Saturday was our first Ligonier Country Market of the season. We spent Thursday, Friday, and Saturday in “crazy market mode.” Preparing for market is always a mix of anticipation, excitement and stress…probably with an emphasis on stress. Every year, the week of market, I think I’m not doing too badly. I have a solid inventory, I have my key components, I check, recheck, and check again my check list of supplies. Inevitably, Thursday and Friday, I feel as though I need another week. This year, it was the same pattern. At noon on Friday, I asked my bibbed wonder if I should put the canopy for the tent in the wash…his exasperated response was, “Yes, if it were the first Sunday following the last market!” and he gave me the duh, face. You know the duh, face I’m talking about. On that particular day, at that particular moment, with that particular duh face, I wanted to smack the duh, right off that handsome bald head. It is a very good thing The Bibbed Wonder and I don’t stress about the same things. You see, he is stressed over the fact that the SKU#’s are not in order, the fact that I have failed to document every ounce of inventory we have packed, and that the cash in the cash box is not all going in the same direction. I on the other hand, have packed the inventory in the ROY G. BIV order I find aesthetically pleasing, am stressed because not all my soap tags are the same size, and we are not permitted to have table covers so the legs of the table are showing…Egad, I cannot live like this! We finally finished our market insanity at 10 o’clock on Friday night.
Welcome 2:30 Saturday morning! We were up, taking care of barn chores, taking care of minute details and making ourselves presentable for the public. I believe it is unacceptable to appear in public in my faded black yoga pants, messy soap hair, and minimal make up. I forgot how much work it takes to look presentable. When we arrived at market at 5:30, it was daylight and the usual die-hard crowd was there. It took us forever to get set up but I must admit, we spent a lot of time visiting and catching up. I felt like I had awakened from hibernation. I did not realize how much I missed human interaction. That would be the theme of the day. I tend to be on the chatty side anyhow, but remove me from quarantine put me with people I missed and enjoy and I felt like a kid in a candy store. I simply could not get enough conversation in.
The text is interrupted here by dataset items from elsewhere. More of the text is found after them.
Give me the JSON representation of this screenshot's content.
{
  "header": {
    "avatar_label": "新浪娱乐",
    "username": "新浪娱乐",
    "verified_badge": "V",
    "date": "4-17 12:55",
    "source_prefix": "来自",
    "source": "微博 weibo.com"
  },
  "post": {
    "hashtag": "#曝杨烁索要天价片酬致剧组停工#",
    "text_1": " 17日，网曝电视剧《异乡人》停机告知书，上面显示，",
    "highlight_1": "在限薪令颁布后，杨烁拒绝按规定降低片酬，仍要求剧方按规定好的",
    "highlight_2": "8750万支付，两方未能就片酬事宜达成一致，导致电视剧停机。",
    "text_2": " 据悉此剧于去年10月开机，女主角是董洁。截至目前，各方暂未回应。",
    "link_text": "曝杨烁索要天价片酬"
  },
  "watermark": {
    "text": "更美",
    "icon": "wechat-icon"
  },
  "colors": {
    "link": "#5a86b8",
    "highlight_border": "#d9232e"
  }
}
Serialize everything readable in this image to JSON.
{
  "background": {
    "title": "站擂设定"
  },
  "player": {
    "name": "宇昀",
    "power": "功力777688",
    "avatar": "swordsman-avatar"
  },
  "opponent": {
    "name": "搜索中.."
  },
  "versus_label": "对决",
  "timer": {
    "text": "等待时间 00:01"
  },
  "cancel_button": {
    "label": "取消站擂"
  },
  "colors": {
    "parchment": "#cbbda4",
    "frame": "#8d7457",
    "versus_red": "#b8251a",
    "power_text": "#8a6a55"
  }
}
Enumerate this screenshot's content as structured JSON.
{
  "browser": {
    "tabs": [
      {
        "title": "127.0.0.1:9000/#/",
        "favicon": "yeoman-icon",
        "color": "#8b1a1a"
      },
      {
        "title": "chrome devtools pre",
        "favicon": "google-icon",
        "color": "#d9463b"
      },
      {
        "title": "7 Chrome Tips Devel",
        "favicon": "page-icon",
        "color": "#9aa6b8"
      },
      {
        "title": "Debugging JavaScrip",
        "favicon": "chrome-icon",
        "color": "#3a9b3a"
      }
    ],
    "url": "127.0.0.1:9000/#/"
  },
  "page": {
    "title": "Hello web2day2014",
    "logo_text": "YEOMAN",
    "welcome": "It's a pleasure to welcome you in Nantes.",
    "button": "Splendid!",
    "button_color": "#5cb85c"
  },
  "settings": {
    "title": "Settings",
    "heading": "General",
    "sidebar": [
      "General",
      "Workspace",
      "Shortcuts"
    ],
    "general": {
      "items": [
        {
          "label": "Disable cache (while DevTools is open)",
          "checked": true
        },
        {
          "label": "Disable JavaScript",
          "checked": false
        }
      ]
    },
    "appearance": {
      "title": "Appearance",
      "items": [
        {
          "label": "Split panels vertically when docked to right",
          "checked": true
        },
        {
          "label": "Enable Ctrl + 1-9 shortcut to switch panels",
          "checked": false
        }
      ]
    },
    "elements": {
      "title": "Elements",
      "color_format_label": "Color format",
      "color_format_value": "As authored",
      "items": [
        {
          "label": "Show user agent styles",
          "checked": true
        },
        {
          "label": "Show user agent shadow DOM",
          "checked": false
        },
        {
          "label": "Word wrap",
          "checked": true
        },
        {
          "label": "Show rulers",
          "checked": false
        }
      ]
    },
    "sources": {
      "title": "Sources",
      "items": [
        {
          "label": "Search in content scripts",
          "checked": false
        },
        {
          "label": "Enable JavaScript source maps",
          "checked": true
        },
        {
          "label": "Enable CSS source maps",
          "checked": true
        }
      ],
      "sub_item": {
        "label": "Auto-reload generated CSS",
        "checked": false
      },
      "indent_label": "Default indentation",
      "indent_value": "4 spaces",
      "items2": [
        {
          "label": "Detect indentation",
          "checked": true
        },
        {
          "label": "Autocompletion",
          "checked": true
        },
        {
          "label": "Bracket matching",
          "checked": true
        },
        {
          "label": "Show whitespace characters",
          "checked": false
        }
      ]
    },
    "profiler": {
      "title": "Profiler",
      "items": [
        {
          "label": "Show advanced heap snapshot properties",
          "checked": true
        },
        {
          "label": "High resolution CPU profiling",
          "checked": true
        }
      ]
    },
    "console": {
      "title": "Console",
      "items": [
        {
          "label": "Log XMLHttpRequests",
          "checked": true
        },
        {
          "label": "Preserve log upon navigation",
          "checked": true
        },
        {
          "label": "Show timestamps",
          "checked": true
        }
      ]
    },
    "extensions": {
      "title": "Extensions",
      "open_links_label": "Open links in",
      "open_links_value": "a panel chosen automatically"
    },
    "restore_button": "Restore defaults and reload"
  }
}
It was so nice to feel the buzz of market, see people out and about, catch up on all that is happening in their lives, and feel a bit of normalcy again. Market was different this week, I was not blind to the change but it was still wonderful to be there. By the time noon came around, I was feeling what we call “the after market drag.” The buzz has quieted, the adrenaline has slowed, and we are ready for some quiet time and a nap. Our bean fell asleep as soon as her little bottom hit the seat. Eric and I chat the whole way home, just to ensure we make it there safely and we discussed our day and our conversations.
What we gleaned from all our interactions was that everyone has a different take on this virus thing. Everyone is handling it to the best of her or his ability and probably most importantly, everyone is fighting their own battle. I have discussed in depth our perception of the pandemic. We choose to err on the side of caution for our bean’s health and well-being. However, my very dear friend has a special needs adult daughter and they are fighting a different battle. Staying in, staying safe and wearing a mask does not work for them. Wearing a mask creates so much anxiety for our friend’s daughter that her anxiety medication had to be increased. The disruption of her schedule has caused her to regress in behaviors, and my dear friend is at her wits end.
Another well loved customer, is fighting for the safety, well being and proper care for her elderly clients. Yet another well-loved customer is immune compromised and is having anxiety about going out in public and getting back to day to day life. A dear friend has a son working the front lines and a daughter studying in a foreign country. Her stress and anxiety for her children is beyond my comprehension. There are others who have had it with the safety protocol, the social distancing, and the uncertainty and are forcing themselves to return to life pre-pandemic. I don’t know what the correct answer is. I don’t know if there is a correct answer. I do know, it was good to see friendly familiar faces, hear personal stories, and make that connection. I missed you all and I am so happy to be back. I am certain, we will make it through this, and I am even more certain we will make it through this together. So, whatever your struggle, whatever your answer, stay safe, stay smart, and keep on washing your hands. Soap will continue to fight the good fight for you.